Cependant, dans le même temps, la Turquie « poursuit un programme expansionniste très clair inspiré des Frères musulmans ».

« La meilleure façon de mener à bien ce programme est de se faire passer pour un ami de l’Occident. Elle est donc très similaire au Qatar en ce sens », a-t-il déclaré.

La personnalité médiatique conservatrice Laura Loomer a également attiré l’attention sur les contacts entre Tucker Carlson et d’autres personnalités de sa chaîne, d’une part, et les gouvernements du Qatar et de la Turquie, d’autre part, laissant entendre qu’il pourrait exister des accords commerciaux s’inscrivant dans le cadre d’opérations d’influence menées pour le compte de ces deux pays.

En mars 2026, Loomer a affirmé qu’une source au sein de la CIA lui avait révélé que l’agence disposait de « preuves tangibles » du financement par le gouvernement turc « de podcasteurs chargés de saper le programme de l’administration Trump au Moyen-Orient ».

Elle a affirmé que la CIA disposait de preuves de financement concernant « au moins une podcasteuse et au moins un podcasteur ».

Loomer a décrit la Turquie comme le plus grand bailleur de fonds mondial des Frères musulmans, une affirmation qu’elle a également formulée à l’égard du gouvernement qatari.

Il est important de noter que les activités de l’AKP aux États-Unis ne sont pas illégales.
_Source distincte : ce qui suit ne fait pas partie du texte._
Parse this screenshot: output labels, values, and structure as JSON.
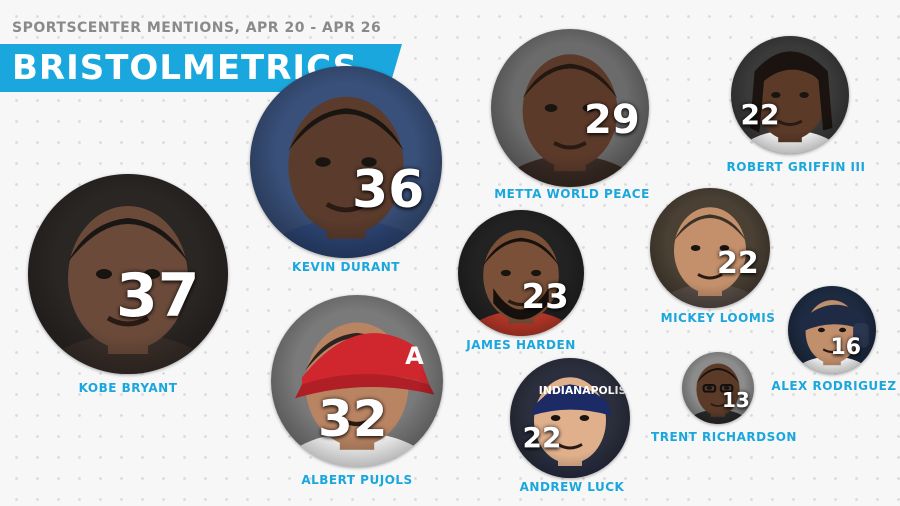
{
  "header": {
    "subtitle": "SPORTSCENTER MENTIONS, APR 20 - APR 26",
    "title": "BRISTOLMETRICS"
  },
  "colors": {
    "accent": "#1aa7dd",
    "name_text": "#1aa7dd",
    "subtitle_text": "#8a8a8a",
    "background": "#f7f7f7"
  },
  "chart_data": {
    "type": "bubble",
    "title": "BRISTOLMETRICS",
    "subtitle": "SPORTSCENTER MENTIONS, APR 20 - APR 26",
    "series": [
      {
        "name": "KOBE BRYANT",
        "value": 37,
        "label": "37",
        "photo": "kobe-bryant-photo"
      },
      {
        "name": "KEVIN DURANT",
        "value": 36,
        "label": "36",
        "photo": "kevin-durant-photo"
      },
      {
        "name": "ALBERT PUJOLS",
        "value": 32,
        "label": "32",
        "photo": "albert-pujols-photo"
      },
      {
        "name": "METTA WORLD PEACE",
        "value": 29,
        "label": "29",
        "photo": "metta-world-peace-photo"
      },
      {
        "name": "JAMES HARDEN",
        "value": 23,
        "label": "23",
        "photo": "james-harden-photo"
      },
      {
        "name": "ROBERT GRIFFIN III",
        "value": 22,
        "label": "22",
        "photo": "robert-griffin-photo"
      },
      {
        "name": "MICKEY LOOMIS",
        "value": 22,
        "label": "22",
        "photo": "mickey-loomis-photo"
      },
      {
        "name": "ANDREW LUCK",
        "value": 22,
        "label": "22",
        "photo": "andrew-luck-photo"
      },
      {
        "name": "ALEX RODRIGUEZ",
        "value": 16,
        "label": "16",
        "photo": "alex-rodriguez-photo"
      },
      {
        "name": "TRENT RICHARDSON",
        "value": 13,
        "label": "13",
        "photo": "trent-richardson-photo"
      }
    ]
  }
}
L’AKP est officiellement enregistré au titre de la loi FARA et désigne publiquement Halil Mutlu comme directeur de son bureau de Washington.

Les recherches de Fischberger soulignent l’importance des registres FARA. En vertu de la loi sur l’enregistrement des agents étrangers (FARA), les entités et les individus cherchant à influencer la politique ou l’opinion publique américaine pour le compte d’entités étrangères sont tenus de déclarer toute association, action ou transaction financière avec des citoyens américains.

Ces déclarations permettent de se faire une idée de l’identité des personnes que l’AKP tente d’utiliser pour exercer une influence. Cependant, les déclarations FARA ne révèlent pas le contenu de ces réunions, ce qui signifie qu’en dehors du simple fait qu’elles aient eu lieu, il est pratiquement impossible de savoir ce qui s’est passé lors des rencontres avec Hasan, Kiriakou ou Patel.

S’adressant à i24 News, Fischberger a déclaré qu’en tant que chercheur, l’absence d’informations détaillées signifie « qu’il faut en quelque sorte faire appel à son esprit critique et à ses compétences en matière de recherche pour essayer de comprendre ce qui se passe réellement, puis de reconstituer le puzzle ».